Conclusion and recommendations
This study has identified a high prevalence of IPV against mothers of children under five years of age in Dowa district, Malawi. In particular, at least three-quarters of the mothers in our sample reported that they had experienced controlling behavior and sexual violence from their current husband. In our study, most of the risk factors of IPV against mothers were found to be related to their husbands’ health risk behaviors. These included alcohol consumption, tobacco smoking, polygamy, and infidelity. Of interest is that women who spent more time fetching water were more likely to experience violence perpetrated by husbands.
There are several recommendations that emerged from our study. First, we recommend that community programs aimed at reducing IPV against mothers in Dowa district not only provide needed services to mothers but take the larger context of traditional gender roles into account. In particular, the programs should also consider taking a prevention approach by developing interventions that address husbands’ risk factors. In fact, we hold that the primary focus should be on transformative community approaches that can motivate husbands to change their social risk behaviors, particularly infidelity, polygamy, alcohol consumption, and tobacco smoking.
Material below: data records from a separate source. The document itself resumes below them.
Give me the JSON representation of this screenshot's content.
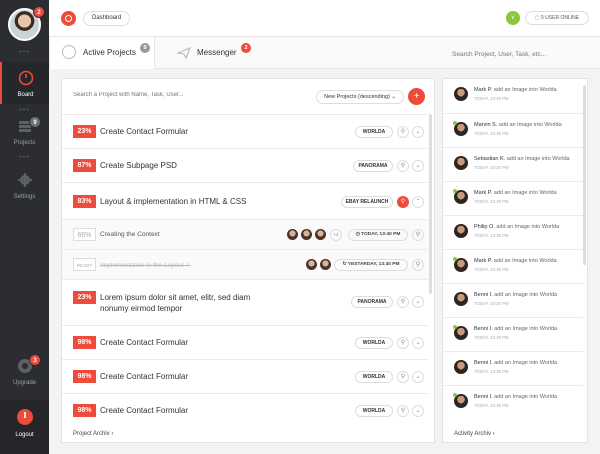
{
  "user": {
    "notifications": "2"
  },
  "sidebar": {
    "items": [
      {
        "label": "Board"
      },
      {
        "label": "Projects",
        "badge": "9"
      },
      {
        "label": "Settings"
      },
      {
        "label": "Upgrade",
        "badge": "3"
      },
      {
        "label": "Logout"
      }
    ]
  },
  "topbar": {
    "breadcrumb": "Dashboard",
    "online_count": "v",
    "online_label": "5 USER ONLINE"
  },
  "tabs": [
    {
      "label": "Active Projects",
      "badge": "9"
    },
    {
      "label": "Messenger",
      "badge": "2"
    }
  ],
  "search": {
    "placeholder": "Search Project, User, Task, etc..."
  },
  "projects": {
    "search_placeholder": "Search a Project with Name, Task, User...",
    "sort_label": "New Projects (descending)",
    "add_label": "+",
    "footer_link": "Project Archiv",
    "rows": [
      {
        "pct": "23%",
        "title": "Create Contact Formular",
        "tag": "WORLDA"
      },
      {
        "pct": "87%",
        "title": "Create Subpage PSD",
        "tag": "PANORAMA"
      },
      {
        "pct": "83%",
        "title": "Layout & implementation in HTML & CSS",
        "tag": "EBAY RELAUNCH"
      },
      {
        "pct": "66%",
        "title": "Creating the Context",
        "more": "+4",
        "date": "TODAY, 13:40 PM"
      },
      {
        "pct": "READY",
        "title": "Implementation in the Layout ✓",
        "date": "YESTARDAY, 13:40 PM"
      },
      {
        "pct": "23%",
        "title": "Lorem ipsum dolor sit amet, elitr, sed diam nonumy eirmod tempor",
        "tag": "PANORAMA"
      },
      {
        "pct": "98%",
        "title": "Create Contact Formular",
        "tag": "WORLDA"
      },
      {
        "pct": "98%",
        "title": "Create Contact Formular",
        "tag": "WORLDA"
      },
      {
        "pct": "98%",
        "title": "Create Contact Formular",
        "tag": "WORLDA"
      }
    ]
  },
  "activity": {
    "footer_link": "Activity Archiv",
    "items": [
      {
        "name": "Mark P.",
        "action": "add an Image into Worlda",
        "time": "TODAY, 10:30 PM"
      },
      {
        "name": "Marvin S.",
        "action": "add an Image into Worlda",
        "time": "TODAY, 10:30 PM"
      },
      {
        "name": "Sebastian K.",
        "action": "add an Image into Worlda",
        "time": "TODAY, 10:30 PM"
      },
      {
        "name": "Mark P.",
        "action": "add an Image into Worlda",
        "time": "TODAY, 10:30 PM"
      },
      {
        "name": "Philip O.",
        "action": "add an Image into Worlda",
        "time": "TODAY, 10:30 PM"
      },
      {
        "name": "Mark P.",
        "action": "add an Image into Worlda",
        "time": "TODAY, 10:30 PM"
      },
      {
        "name": "Benni I.",
        "action": "add an Image into Worlda",
        "time": "TODAY, 10:30 PM"
      },
      {
        "name": "Benni I.",
        "action": "add an Image into Worlda",
        "time": "TODAY, 10:30 PM"
      },
      {
        "name": "Benni I.",
        "action": "add an Image into Worlda",
        "time": "TODAY, 10:30 PM"
      },
      {
        "name": "Benni I.",
        "action": "add an Image into Worlda",
        "time": "TODAY, 10:30 PM"
      }
    ]
  },
  "colors": {
    "accent": "#ee4b3b",
    "online": "#8cc63f",
    "sidebar": "#2b2d30"
  }
}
We also recommend that international, national, and district public health policy should prioritize potable water development projects in the study area. Such projects will not only improve access to safe water for families with young children, but our study indicates that it may also reduce the likelihood of IPV against mothers. We have found that time spent by mothers fetching water outside the home may interferes with other important responsibilities, such as childcare, and believed this time away from other responsibilities triggered IPV. Caution should be taken from this recommendation, as we are not encouraging partners in this study area from secluding mothers from their social networks on pretense of enforcing social norms. Such act is a violation of women’s right to freedom of movement and is punishable by law (63,64).
Strengths and Limitations
This is the first local study to collect data on the prevalence and determinants of IPV against mothers of children under five years of age in rural areas of Dowa district in Malawi. A primary strength of the study is the use of the well-established WHO multi-country questionnaire previously used and validated in Malawi. Thus, the results of this study can be compared to those of other studies that use the same instrument. However, this study also had limitations. Since this is a cross-sectional study, we cannot establish a causal relationship between IPV against mothers and the risk factors associated with IPV. Further, despite our culturally relevant mixed-methods approach, we believe it likely that mothers under-reported their experiences of IPV for several reasons. First, as a retrospective study, mothers were asked to recall situations and behaviors that they had experienced in the past, and it is possible that recall bias could influence results, particularly the memory of incidents of IPV. Second, despite increased awareness regarding the detrimental effects of IPV against women in Dowa district, including laws in place intended to protect those experiencing it, IPV remains a sensitive issue. Due to legal repercussions for perpetrators, some respondents may have been afraid to disclose that they were abused in order not to bring harm to their husbands or to lose their husband’s income and other support roles if they are convicted of IPV and imprisoned or fined. Although a higher percentage of mothers in Dowa district reported experiencing IPV in our study than previous studies in Malawi and SSA, we believe that IPV against mothers in the district continues to be under-reported by mothers for larger cultural, social, and economic reasons. As a crucial factor in the well-being of women and children in Dowa district, our study indicates that IPV should be addressed at several societal levels. In addition to direct protective services to mothers who are at risk, the risk behaviors engaged in by husbands identified by this study should be addressed through social programming. Finally, there should be coordination between IPV prevention and public health policy, since our study suggests that potable water projects not only improve the health of the public but may also reduce the risk of IPV for mothers with young children.